Do You know where you’re going when you die?


“No.”

“Would you like to know?”

“Why yes! Yes I would!”

The gentleman gets a bright light in his eyes as he tries to hide the shocked expression on his face, fumbling for his mostly unopened Bible. His partner in crime shifts nervously on his feet, waiting for an argument and insults to begin pouring from my cracked Minnesota lips.

Ten minutes later, having marched through the highlights of John, Romans, a few verses in Ephesians, along with some scary references from 1 Thessalonians and Revelation, the speaker looks up from his Bible to see my relieved face.

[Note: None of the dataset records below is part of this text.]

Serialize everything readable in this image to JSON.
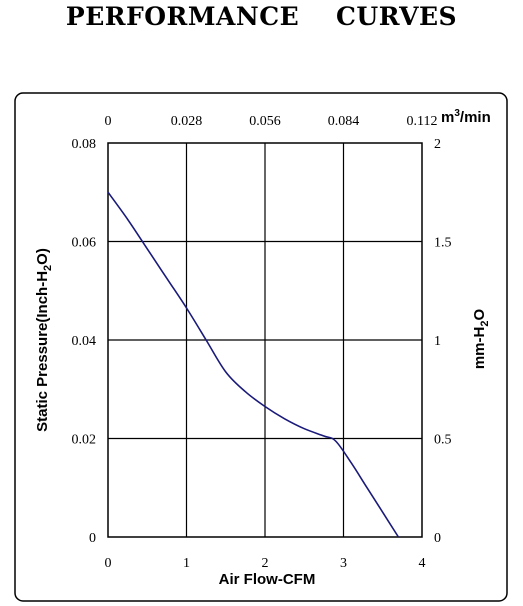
{
  "title": "PERFORMANCE    CURVES",
  "chart_data": {
    "type": "line",
    "xlabel": "Air Flow-CFM",
    "ylabel_left": "Static Pressure(Inch-H2O)",
    "ylabel_left_main": "Static Pressure(Inch-H",
    "ylabel_left_sub": "2",
    "ylabel_left_end": "O)",
    "ylabel_right_main": "mm-H",
    "ylabel_right_sub": "2",
    "ylabel_right_end": "O",
    "top_unit_main": "m",
    "top_unit_sup": "3",
    "top_unit_end": "/min",
    "xlim": [
      0,
      4
    ],
    "ylim": [
      0,
      0.08
    ],
    "x_ticks": [
      "0",
      "1",
      "2",
      "3",
      "4"
    ],
    "y_left_ticks": [
      "0",
      "0.02",
      "0.04",
      "0.06",
      "0.08"
    ],
    "y_right_ticks": [
      "0",
      "0.5",
      "1",
      "1.5",
      "2"
    ],
    "x_top_ticks": [
      "0",
      "0.028",
      "0.056",
      "0.084",
      "0.112"
    ],
    "grid": true,
    "series_color": "#1a1a7a",
    "x": [
      0,
      0.25,
      0.5,
      0.75,
      1.0,
      1.25,
      1.5,
      1.75,
      2.0,
      2.25,
      2.5,
      2.75,
      2.9,
      3.1,
      3.3,
      3.5,
      3.7
    ],
    "values": [
      0.07,
      0.0645,
      0.0585,
      0.0525,
      0.0465,
      0.04,
      0.0335,
      0.0295,
      0.0265,
      0.024,
      0.022,
      0.0205,
      0.0195,
      0.015,
      0.01,
      0.005,
      0.0
    ]
  }
}
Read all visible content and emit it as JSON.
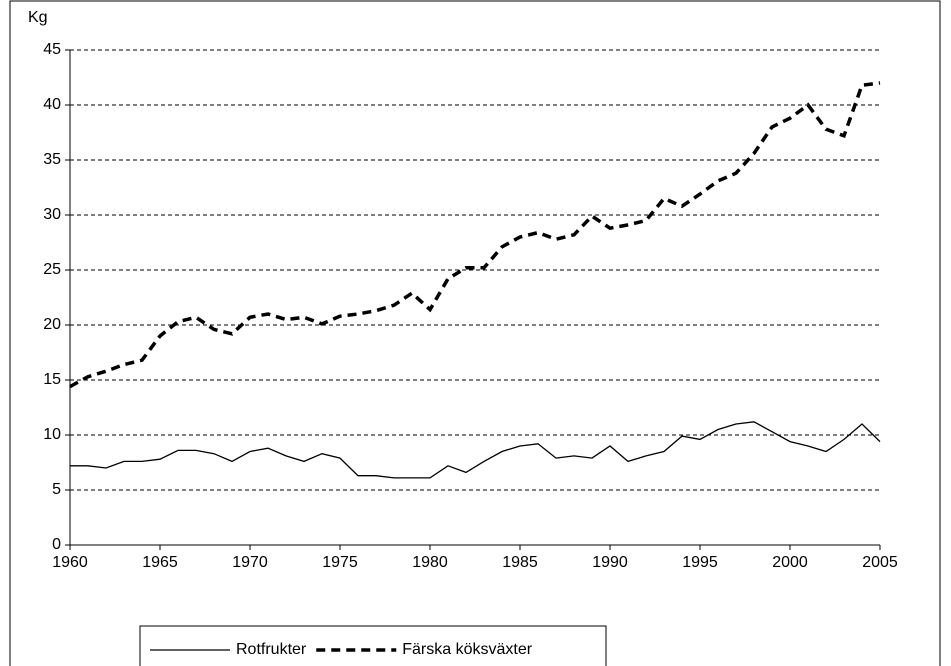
{
  "chart_data": {
    "type": "line",
    "y_label": "Kg",
    "x": [
      1960,
      1961,
      1962,
      1963,
      1964,
      1965,
      1966,
      1967,
      1968,
      1969,
      1970,
      1971,
      1972,
      1973,
      1974,
      1975,
      1976,
      1977,
      1978,
      1979,
      1980,
      1981,
      1982,
      1983,
      1984,
      1985,
      1986,
      1987,
      1988,
      1989,
      1990,
      1991,
      1992,
      1993,
      1994,
      1995,
      1996,
      1997,
      1998,
      1999,
      2000,
      2001,
      2002,
      2003,
      2004,
      2005
    ],
    "series": [
      {
        "name": "Rotfrukter",
        "color": "#000000",
        "dash": false,
        "values": [
          7.2,
          7.2,
          7.0,
          7.6,
          7.6,
          7.8,
          8.6,
          8.6,
          8.3,
          7.6,
          8.5,
          8.8,
          8.1,
          7.6,
          8.3,
          7.9,
          6.3,
          6.3,
          6.1,
          6.1,
          6.1,
          7.2,
          6.6,
          7.6,
          8.5,
          9.0,
          9.2,
          7.9,
          8.1,
          7.9,
          9.0,
          7.6,
          8.1,
          8.5,
          9.9,
          9.6,
          10.5,
          11.0,
          11.2,
          10.3,
          9.4,
          9.0,
          8.5,
          9.6,
          11.0,
          9.4
        ]
      },
      {
        "name": "Färska köksväxter",
        "color": "#000000",
        "dash": true,
        "values": [
          14.4,
          15.3,
          15.8,
          16.4,
          16.8,
          19.0,
          20.3,
          20.7,
          19.6,
          19.2,
          20.7,
          21.0,
          20.5,
          20.7,
          20.1,
          20.8,
          21.0,
          21.3,
          21.8,
          22.9,
          21.4,
          24.2,
          25.2,
          25.2,
          27.1,
          28.0,
          28.4,
          27.8,
          28.2,
          29.9,
          28.8,
          29.1,
          29.5,
          31.5,
          30.8,
          31.9,
          33.1,
          33.8,
          35.6,
          38.0,
          38.8,
          40.0,
          37.8,
          37.2,
          41.8,
          42.0
        ]
      }
    ],
    "xlim": [
      1960,
      2005
    ],
    "xticks": [
      1960,
      1965,
      1970,
      1975,
      1980,
      1985,
      1990,
      1995,
      2000,
      2005
    ],
    "ylim": [
      0,
      45
    ],
    "yticks": [
      0,
      5,
      10,
      15,
      20,
      25,
      30,
      35,
      40,
      45
    ],
    "grid": true,
    "legend": "bottom"
  }
}
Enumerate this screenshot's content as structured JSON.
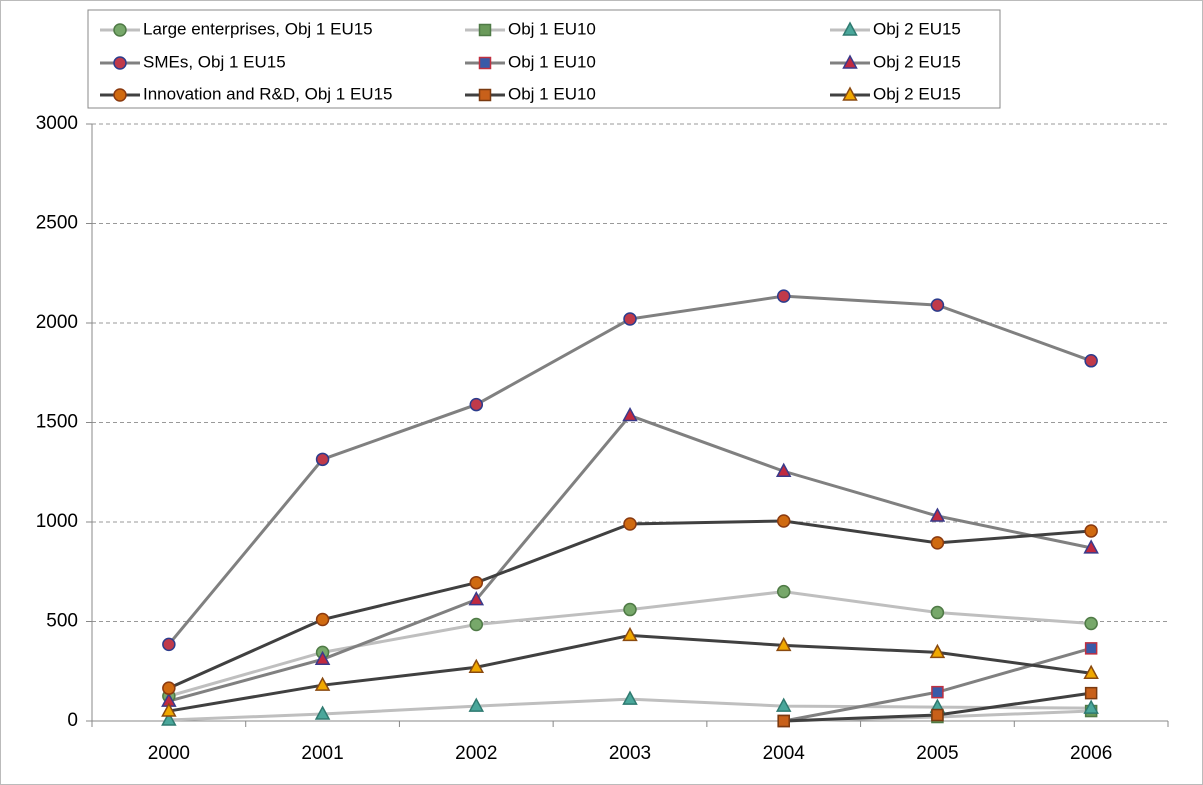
{
  "chart_data": {
    "type": "line",
    "categories": [
      "2000",
      "2001",
      "2002",
      "2003",
      "2004",
      "2005",
      "2006"
    ],
    "ylim": [
      0,
      3000
    ],
    "yticks": [
      0,
      500,
      1000,
      1500,
      2000,
      2500,
      3000
    ],
    "grid": true,
    "series": [
      {
        "name": "Large enterprises, Obj 1 EU15",
        "color": "#bfbfbf",
        "marker": "circle",
        "marker_fill": "#77a86a",
        "marker_edge": "#4f7a46",
        "values": [
          125,
          345,
          485,
          560,
          650,
          545,
          490
        ]
      },
      {
        "name": "Obj 1 EU10",
        "color": "#bfbfbf",
        "marker": "square",
        "marker_fill": "#6a9a5a",
        "marker_edge": "#4f7a46",
        "values": [
          null,
          null,
          null,
          null,
          0,
          20,
          50
        ]
      },
      {
        "name": "Obj 2 EU15",
        "color": "#bfbfbf",
        "marker": "triangle",
        "marker_fill": "#4aa79b",
        "marker_edge": "#2f7a70",
        "values": [
          5,
          35,
          75,
          110,
          75,
          70,
          65
        ]
      },
      {
        "name": "SMEs, Obj 1 EU15",
        "color": "#808080",
        "marker": "circle",
        "marker_fill": "#c03a4a",
        "marker_edge": "#2c3c8c",
        "values": [
          385,
          1315,
          1590,
          2020,
          2135,
          2090,
          1810
        ]
      },
      {
        "name": "Obj 1 EU10",
        "color": "#808080",
        "marker": "square",
        "marker_fill": "#3a5aa8",
        "marker_edge": "#c03040",
        "values": [
          null,
          null,
          null,
          null,
          0,
          145,
          365
        ]
      },
      {
        "name": "Obj 2 EU15",
        "color": "#808080",
        "marker": "triangle",
        "marker_fill": "#c02a40",
        "marker_edge": "#3a3a8a",
        "values": [
          100,
          310,
          610,
          1535,
          1255,
          1030,
          870
        ]
      },
      {
        "name": "Innovation and R&D, Obj 1 EU15",
        "color": "#404040",
        "marker": "circle",
        "marker_fill": "#d06a10",
        "marker_edge": "#8a3a10",
        "values": [
          165,
          510,
          695,
          990,
          1005,
          895,
          955
        ]
      },
      {
        "name": "Obj 1 EU10",
        "color": "#404040",
        "marker": "square",
        "marker_fill": "#c8601a",
        "marker_edge": "#7a3a10",
        "values": [
          null,
          null,
          null,
          null,
          0,
          30,
          140
        ]
      },
      {
        "name": "Obj 2 EU15",
        "color": "#404040",
        "marker": "triangle",
        "marker_fill": "#f0a800",
        "marker_edge": "#8a4a10",
        "values": [
          50,
          180,
          270,
          430,
          380,
          345,
          240
        ]
      }
    ]
  }
}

“Thank you so much! I finally have my answer! I’m going to hell. Coffee?”

*splutter…

I turn on my heels to grab a few mugs and the pot as the partner stops shifting, letting a chuckle escape his well practiced smile.

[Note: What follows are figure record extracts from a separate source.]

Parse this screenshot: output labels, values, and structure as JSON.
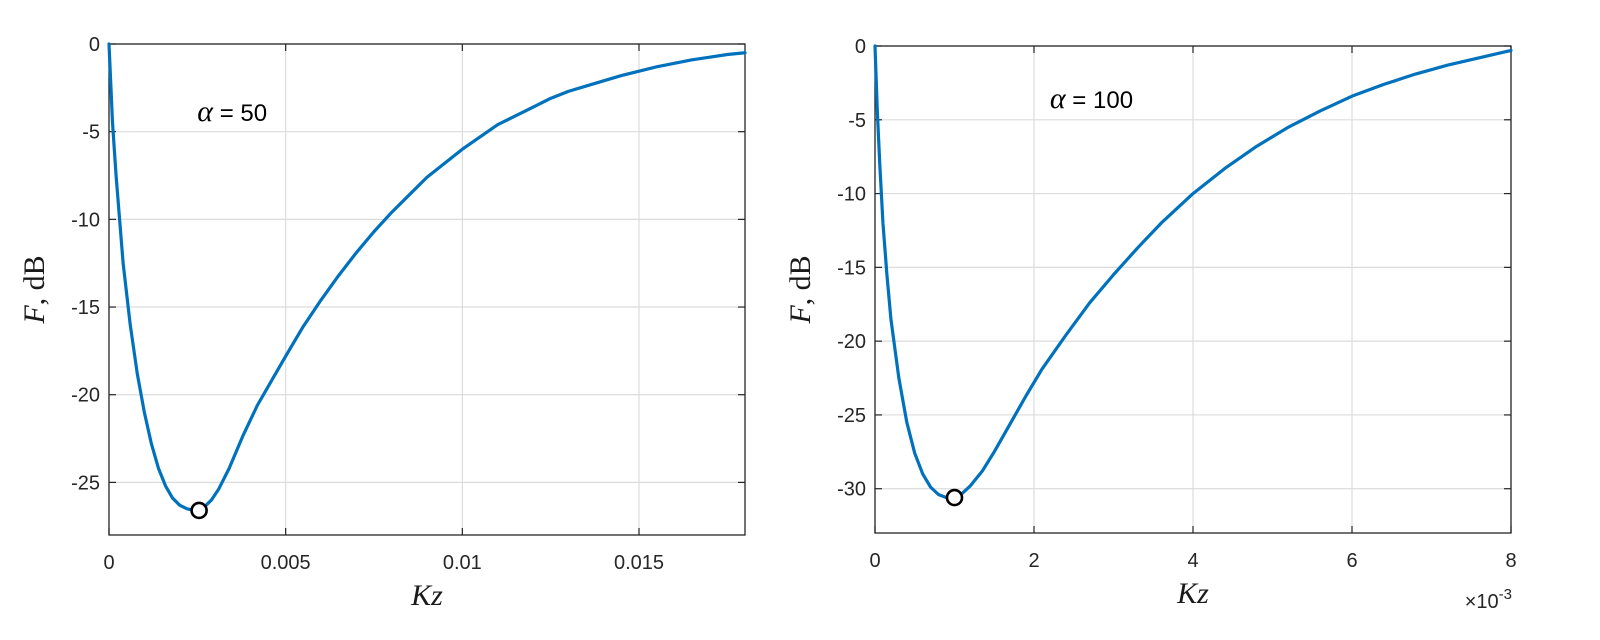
{
  "chart_data": [
    {
      "type": "line",
      "xlabel_var": "Kz",
      "ylabel_var": "F",
      "ylabel_unit": ", dB",
      "annotation": {
        "symbol": "α",
        "text": " = 50"
      },
      "xlim": [
        0,
        0.018
      ],
      "ylim": [
        -28,
        0
      ],
      "xticks": [
        0,
        0.005,
        0.01,
        0.015
      ],
      "xtick_labels": [
        "0",
        "0.005",
        "0.01",
        "0.015"
      ],
      "yticks": [
        0,
        -5,
        -10,
        -15,
        -20,
        -25
      ],
      "ytick_labels": [
        "0",
        "-5",
        "-10",
        "-15",
        "-20",
        "-25"
      ],
      "x_multiplier": "",
      "grid": true,
      "line_color": "#0072BD",
      "series": [
        {
          "x": [
            0,
            0.0001,
            0.0002,
            0.0003,
            0.0004,
            0.0006,
            0.0008,
            0.001,
            0.0012,
            0.0014,
            0.0016,
            0.0018,
            0.002,
            0.0022,
            0.0024,
            0.00255,
            0.0027,
            0.0029,
            0.0031,
            0.0034,
            0.0038,
            0.0042,
            0.0046,
            0.005,
            0.0055,
            0.006,
            0.0065,
            0.007,
            0.0075,
            0.008,
            0.0085,
            0.009,
            0.0095,
            0.01,
            0.0105,
            0.011,
            0.0115,
            0.012,
            0.0125,
            0.013,
            0.0135,
            0.014,
            0.0145,
            0.015,
            0.0155,
            0.016,
            0.0165,
            0.017,
            0.0175,
            0.018
          ],
          "y": [
            0,
            -4.5,
            -7.5,
            -10,
            -12.5,
            -16,
            -18.8,
            -21,
            -22.8,
            -24.2,
            -25.2,
            -25.9,
            -26.3,
            -26.5,
            -26.6,
            -26.6,
            -26.4,
            -26.0,
            -25.4,
            -24.2,
            -22.3,
            -20.6,
            -19.2,
            -17.8,
            -16.1,
            -14.6,
            -13.2,
            -11.9,
            -10.7,
            -9.6,
            -8.6,
            -7.6,
            -6.8,
            -6.0,
            -5.3,
            -4.6,
            -4.1,
            -3.6,
            -3.1,
            -2.7,
            -2.4,
            -2.1,
            -1.8,
            -1.55,
            -1.3,
            -1.1,
            -0.9,
            -0.75,
            -0.6,
            -0.5
          ]
        }
      ],
      "marker_point": {
        "x": 0.00255,
        "y": -26.6
      }
    },
    {
      "type": "line",
      "xlabel_var": "Kz",
      "ylabel_var": "F",
      "ylabel_unit": ", dB",
      "annotation": {
        "symbol": "α",
        "text": " = 100"
      },
      "xlim": [
        0,
        8
      ],
      "ylim": [
        -33,
        0
      ],
      "xticks": [
        0,
        2,
        4,
        6,
        8
      ],
      "xtick_labels": [
        "0",
        "2",
        "4",
        "6",
        "8"
      ],
      "yticks": [
        0,
        -5,
        -10,
        -15,
        -20,
        -25,
        -30
      ],
      "ytick_labels": [
        "0",
        "-5",
        "-10",
        "-15",
        "-20",
        "-25",
        "-30"
      ],
      "x_multiplier": "×10",
      "x_multiplier_exp": "-3",
      "grid": true,
      "line_color": "#0072BD",
      "series": [
        {
          "x": [
            0,
            0.03,
            0.06,
            0.1,
            0.15,
            0.2,
            0.3,
            0.4,
            0.5,
            0.6,
            0.7,
            0.8,
            0.9,
            1.0,
            1.1,
            1.2,
            1.35,
            1.5,
            1.7,
            1.9,
            2.1,
            2.4,
            2.7,
            3.0,
            3.3,
            3.6,
            4.0,
            4.4,
            4.8,
            5.2,
            5.6,
            6.0,
            6.4,
            6.8,
            7.2,
            7.6,
            8.0
          ],
          "y": [
            0,
            -4.5,
            -8,
            -12,
            -15.5,
            -18.5,
            -22.5,
            -25.5,
            -27.6,
            -29.0,
            -29.9,
            -30.4,
            -30.6,
            -30.6,
            -30.3,
            -29.8,
            -28.8,
            -27.5,
            -25.6,
            -23.7,
            -21.9,
            -19.6,
            -17.4,
            -15.5,
            -13.7,
            -12.0,
            -10.0,
            -8.3,
            -6.8,
            -5.5,
            -4.4,
            -3.4,
            -2.6,
            -1.9,
            -1.3,
            -0.8,
            -0.3
          ]
        }
      ],
      "marker_point": {
        "x": 1.0,
        "y": -30.6
      }
    }
  ]
}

“Sure. Black,” he says, gratefully, as his boss shoots him a murderous look.

 

 

Comments

  1. StonedRanger says

    Already been predetermined. To the nearest crematorium as I personally find the whole burial process to be barbaric. I hate funerals and don’t go to them while Im alive, I will be damned if Im going to have one when Im dead. Burn my body and scatter my ashes near my favorite fishing hole. Done. After that, Ive seen no evidence that I will go anywhere else. Their opinion may be that Im going to hell, but opinions are like…

    • StevoR says

      Not so obviously these days.

      I’d like a Buddhist / Zoroastrian / many Indigenous First Australian tradition style sky burial – placed up to the sky or / & chopped up for the vultures to enjoy!

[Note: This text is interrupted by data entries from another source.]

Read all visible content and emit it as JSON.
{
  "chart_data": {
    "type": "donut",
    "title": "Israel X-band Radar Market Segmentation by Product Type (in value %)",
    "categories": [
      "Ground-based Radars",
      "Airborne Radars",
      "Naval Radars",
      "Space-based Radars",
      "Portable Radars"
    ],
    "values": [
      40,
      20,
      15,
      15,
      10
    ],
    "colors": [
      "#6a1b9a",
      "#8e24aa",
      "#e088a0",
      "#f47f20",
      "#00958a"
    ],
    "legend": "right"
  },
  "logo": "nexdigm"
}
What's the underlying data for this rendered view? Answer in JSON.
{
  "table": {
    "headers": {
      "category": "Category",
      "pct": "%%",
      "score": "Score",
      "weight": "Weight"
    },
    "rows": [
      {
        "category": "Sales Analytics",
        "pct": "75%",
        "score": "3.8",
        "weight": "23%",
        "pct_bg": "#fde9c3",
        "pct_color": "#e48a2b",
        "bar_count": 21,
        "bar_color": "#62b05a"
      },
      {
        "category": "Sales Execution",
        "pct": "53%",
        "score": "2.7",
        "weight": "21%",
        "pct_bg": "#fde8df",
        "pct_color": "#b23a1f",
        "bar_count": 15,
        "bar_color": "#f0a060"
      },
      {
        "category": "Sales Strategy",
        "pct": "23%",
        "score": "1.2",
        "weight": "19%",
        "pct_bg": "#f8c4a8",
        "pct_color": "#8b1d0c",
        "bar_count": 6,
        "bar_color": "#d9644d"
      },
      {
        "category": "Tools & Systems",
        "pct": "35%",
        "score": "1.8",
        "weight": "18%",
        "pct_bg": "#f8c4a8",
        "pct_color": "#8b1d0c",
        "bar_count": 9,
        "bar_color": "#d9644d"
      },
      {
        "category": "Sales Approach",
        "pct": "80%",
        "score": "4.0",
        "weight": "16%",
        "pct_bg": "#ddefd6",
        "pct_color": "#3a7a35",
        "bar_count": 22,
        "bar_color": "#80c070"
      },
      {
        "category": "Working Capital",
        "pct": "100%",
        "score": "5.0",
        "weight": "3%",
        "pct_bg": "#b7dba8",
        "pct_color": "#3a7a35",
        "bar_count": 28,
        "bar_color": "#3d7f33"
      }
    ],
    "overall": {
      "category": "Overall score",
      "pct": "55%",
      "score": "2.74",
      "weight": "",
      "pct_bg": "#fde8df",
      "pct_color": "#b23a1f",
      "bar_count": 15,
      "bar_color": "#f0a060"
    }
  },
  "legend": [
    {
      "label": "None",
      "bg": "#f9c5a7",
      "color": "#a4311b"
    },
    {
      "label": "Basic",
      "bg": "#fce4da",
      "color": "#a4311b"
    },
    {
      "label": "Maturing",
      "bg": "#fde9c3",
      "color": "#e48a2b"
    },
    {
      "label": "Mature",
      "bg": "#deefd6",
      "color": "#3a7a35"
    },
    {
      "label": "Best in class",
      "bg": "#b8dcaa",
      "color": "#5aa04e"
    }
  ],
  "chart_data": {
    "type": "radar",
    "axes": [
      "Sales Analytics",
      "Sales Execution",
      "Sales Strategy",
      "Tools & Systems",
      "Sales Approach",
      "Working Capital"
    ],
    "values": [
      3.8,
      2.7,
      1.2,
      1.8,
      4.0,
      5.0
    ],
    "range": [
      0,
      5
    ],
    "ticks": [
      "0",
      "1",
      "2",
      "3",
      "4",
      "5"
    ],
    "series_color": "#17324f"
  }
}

      Ultimately the molecules of my body will be doing the same as Yorick’s in Hamlet and then as he mused on Alexander’s noble remains turning into bunghole filler* and eventually we’ll all be returned to stardust when Earth itself is melted down by our ballooning redgiant sun and then scattered once more perhaps by our sun’s demise.

      * See : http://nfs.sparknotes.com/hamlet/page_290.html

      HAMLET
      To what base uses we may return, Horatio. Why may not imagination trace the noble dust of Alexander till he find it stopping a bunghole?
      HAMLET
      How low we can fall, Horatio. Isn’t it possible to imagine that the noble ashes of Alexander the Great could end up plugging a hole in a barrel?

      HORATIO
      ‘Twere to consider too curiously, to consider so.
      HORATIO
      If you thought that you’d be thinking too much.

      190

      HAMLET
      No, faith, not a jot. But to follow him thither with modesty enough, and likelihood to lead it, as thus: Alexander died, Alexander was buried, Alexander returneth to dust, the dust is earth, of earth we make loam—and why of that loam, whereto he was converted, might they not stop a beer barrel?
      Imperious Caesar, dead and turned to clay,
      Might stop a hole to keep the wind away.
      Oh, that that earth, which kept the world in awe,
      Should patch a wall t’ expel the winter’s flaw!
      But soft, but soft a while.

      Previous page (right arrow from link) has the musings on the late lamented Jester Yorick’s remains : ” Alas, poor Yorick! I knew him, Horatio, a fellow of infinite jest, of most excellent fancy. He hath borne me on his back a thousand times, and now, how abhorred in my imagination it is! My gorge rises at it. Here hung those lips that I have kissed I know not how oft. —Where be your gibes now? Your gambols? Your songs? Your flashes of merriment that were wont to set the table on a roar?”

  2. tecolata says

    I know where I’m going. Into others. I have left written instructions in my will to transplant any useable parts of me. And to dispose of the rest in the most economical and environmentally friendly manner possible. “Possible” must mean legally possible in this case; composting my remains is not lawful.
    I buried my cats in the garden and they are now trees and shrubs (10th life). Sadly, can’t do that with human remains.
    Loved Hamlet quote.

  3. Karen Locke says

    I’ve told my husband that I want my ashes scattered in a subduction zone, where oceanic earth crust is sliding under continental earth crust. Some of the water in the wet downgoing tectonic plate percolates up and contributes to melting of crustal magma in the overriding tectonic plate, creating volcanic magma that then erupts… and the water is contaminated with all kinds of lightweight things, maybe even human ash. So, with a little luck, I could come back as a volcano far into the future. 🙂

    But that’s expensive, so I’ll settle for my ashes becoming part of the Eastern Sierra ecosystem I love so much.